First things first: the pandemic has been pretty good to me. I started a new side gig doing translations, and I'm apparently back in the saddle in terms of writing. Just not having that commute has been a super positive change in my life and overall stress levels. And last week, I got my first AstraZeneca shot - the second shot is 10 weeks away - so I should be able to travel again in about 13 weeks.
Between October and now, I've also written about 70,000 words of a new book. I've actually written more than that, but those are fragments - this book looks like it's actually going to happen, and fairly soon. I'm in the last 10-15k or so, the stage I like to call "bringing the herd home" - getting everything to a satisfying end, wrapping up sub-plots, etc. The goal is to have a reasonably clean first draft at my birthday, and then hand it off for editing, so currently casting about for editing talent.
I'm just keenly aware that this is going to be the first all-new solo book since Witches of London - Lars, which was published in 2016, and really the main reason why very little has happened is that the day job plus commute just drained me. Plus, of course, a couple crises of confidence and a complete re-organisation of my creative life - where to publish, how to publish, and more importantly, why and what.
I've looked at classes and so. much. advice about writing faster and "making it" in the new e-book environment, but none of it works for me. Thanks to Becca Syme and her Write Better Faster platform, I also know why - I'm just wired in a way that makes this "rapid release" stuff impossible and actively destructive to me.

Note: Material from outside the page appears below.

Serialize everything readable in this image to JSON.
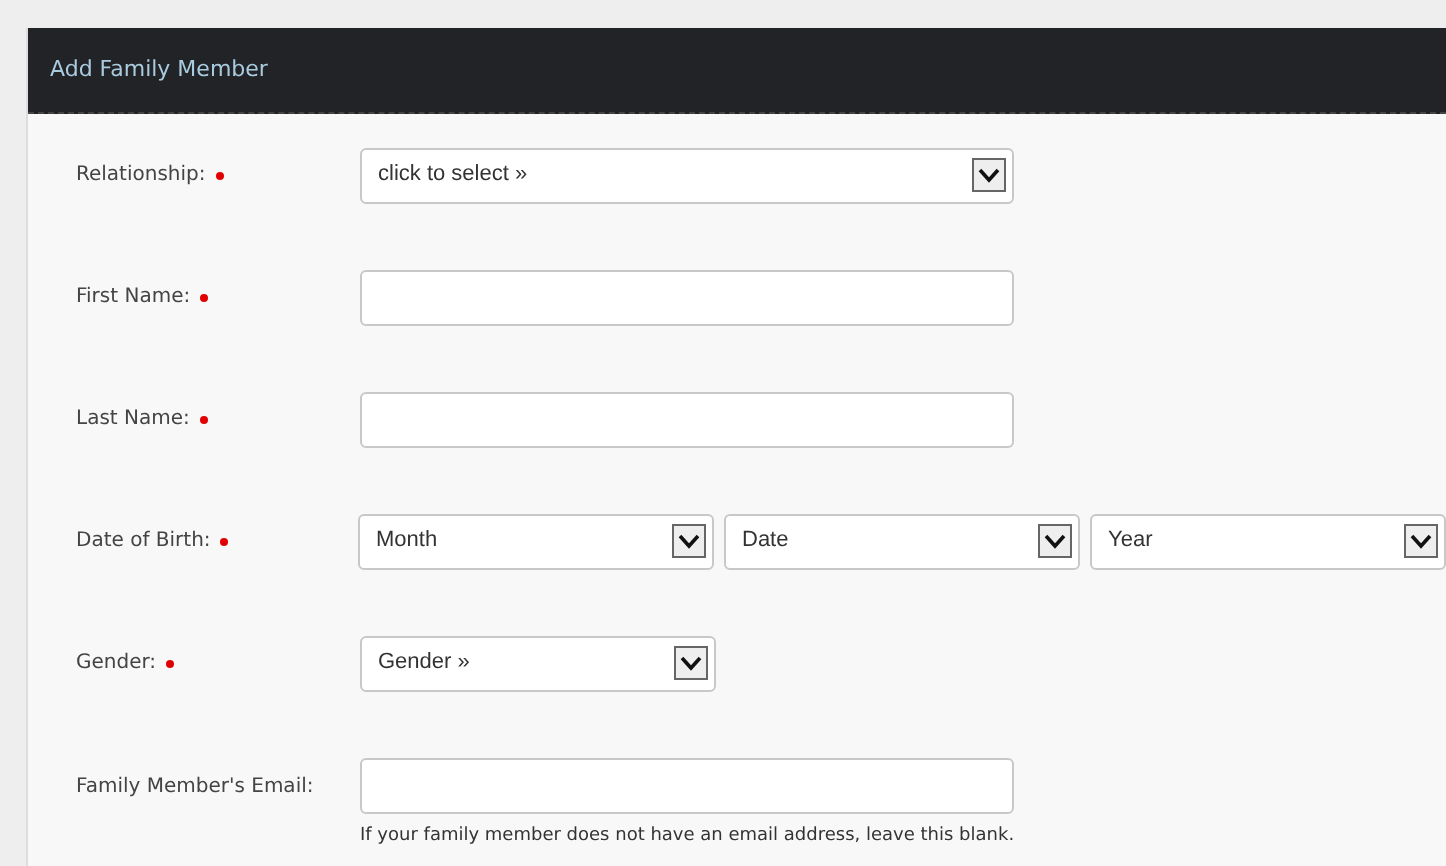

(And there will be esteemed colleague who read this and go "balderdash! Everybody can write a book in a month if they want it enough, if they need to pay bills, if they're properly disciplined, etc ..." but I'm going with "Know Thyself", and I've spent a lot of time to try and tweak my process - ending up in a place that's no longer creative, immersive or even fun.)

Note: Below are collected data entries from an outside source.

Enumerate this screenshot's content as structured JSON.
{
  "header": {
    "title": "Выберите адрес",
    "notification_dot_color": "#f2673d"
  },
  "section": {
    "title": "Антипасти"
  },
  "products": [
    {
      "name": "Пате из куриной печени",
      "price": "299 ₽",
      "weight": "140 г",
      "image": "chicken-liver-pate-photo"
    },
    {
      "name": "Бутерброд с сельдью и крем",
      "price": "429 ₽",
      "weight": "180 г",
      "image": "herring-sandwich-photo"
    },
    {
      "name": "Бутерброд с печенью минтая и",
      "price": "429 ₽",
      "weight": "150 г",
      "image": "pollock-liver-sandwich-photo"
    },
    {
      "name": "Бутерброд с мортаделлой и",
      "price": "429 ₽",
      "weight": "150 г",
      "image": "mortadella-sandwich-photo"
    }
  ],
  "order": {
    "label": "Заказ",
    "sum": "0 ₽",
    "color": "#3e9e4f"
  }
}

As an example - the current WIP. I started this in October as a "fun side project", while I was working on my mainstream genre novel. It was going to be my take on "mafia romance", darker than Dark Soul, proper "dark romance".
Yeah. One of my beta readers has described it as "a surprisingly uplifting, warm novel about family". I'd add it's an exploration of self-worth and authenticity, but the main thrust stands. It's not the thing I thought it would be. The characters gathered too much depth, too much soul, too much baggage for a simple dark thrill. And the dark stuff - didn't really happen. The characters just didn't go that far. Too much empathy at play. It's still very much "enemies to lovers", but instead of a simple book I had a complex book - that has so far taken six months to write and should soon be finished.

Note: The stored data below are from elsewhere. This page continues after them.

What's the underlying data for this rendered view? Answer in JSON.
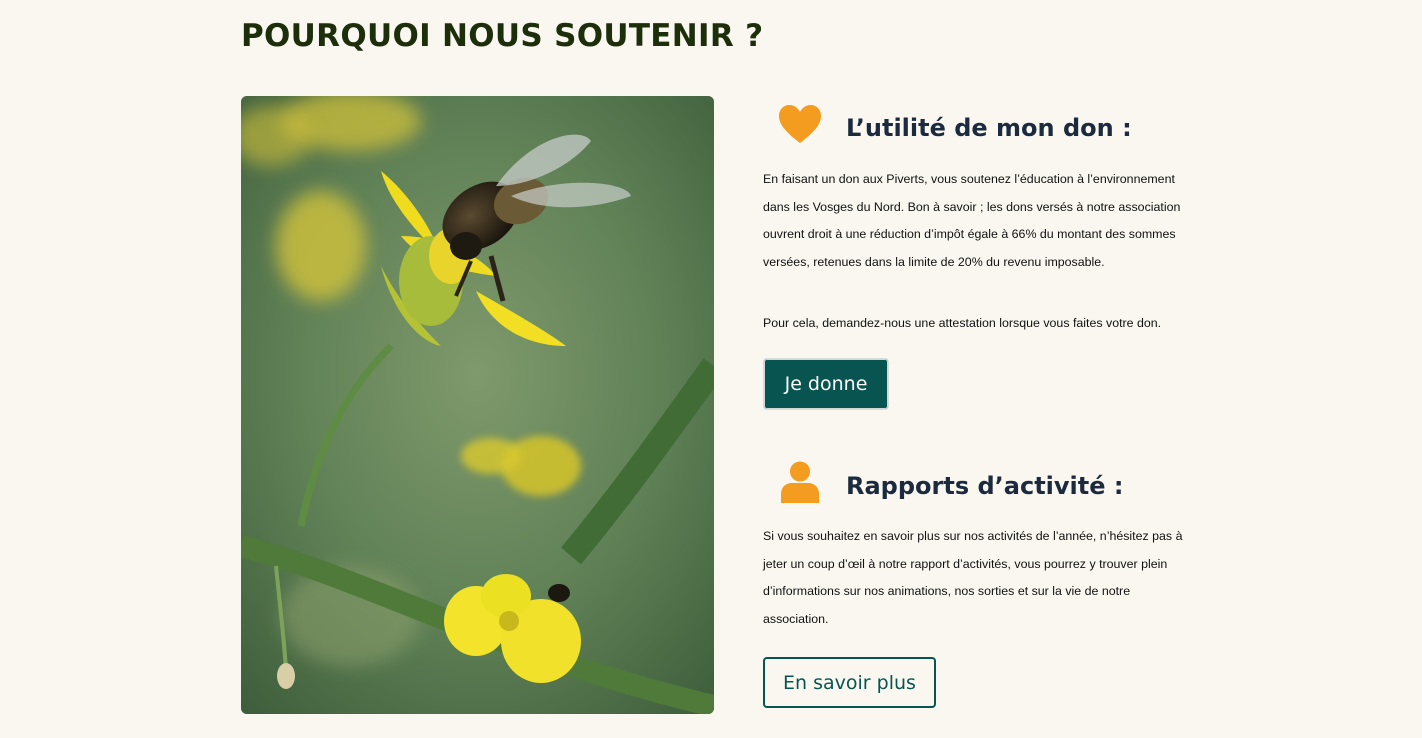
{
  "page": {
    "title": "POURQUOI NOUS SOUTENIR ?"
  },
  "photo": {
    "subject": "bee-on-yellow-flower"
  },
  "donation": {
    "icon": "heart-icon",
    "heading": "L’utilité de mon don :",
    "paragraph_1": "En faisant un don aux Piverts, vous soutenez l’éducation à l’environnement dans les Vosges du Nord. Bon à savoir ; les dons versés à notre association ouvrent droit à une réduction d’impôt égale à 66% du montant des sommes versées, retenues dans la limite de 20% du revenu imposable.",
    "paragraph_2": "Pour cela, demandez-nous une attestation lorsque vous faites votre don.",
    "button_label": "Je donne"
  },
  "reports": {
    "icon": "user-icon",
    "heading": "Rapports d’activité :",
    "paragraph": "Si vous souhaitez en savoir plus sur nos activités de l’année, n’hésitez pas à jeter un coup d’œil à notre rapport d’activités, vous pourrez y trouver plein d’informations sur nos animations, nos sorties et sur la vie de notre association.",
    "button_label": "En savoir plus"
  },
  "colors": {
    "background": "#faf7f0",
    "title": "#1c2e0a",
    "heading": "#1b2a3e",
    "accent_orange": "#f39c1f",
    "button_teal": "#075451"
  }
}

While I still can't quite walk away from the day job (but I'm getting much closer), that's going to be the modus operandi in Casa Voinov - I'll focus on one book at a time and just write it the way it wants to be, regardless of tropes or marketing or genres. I was originally going to throw this up on Kindle Unlimited, but I don't think this is the kind of book that does well there, and I continue to loathe and despise KU anything. Mostly I'll have to find a way to finance editing and cover. That'll become a much larger consideration once I do walk away from the day job, so I'll need a solution I can use again and again afterwards.
But for the moment, I'm happy to be writing again, and I'm hoping to be blogging about the process again - likely just short updates, mostly so I can look back how far I've come and also so you know what I've been up to.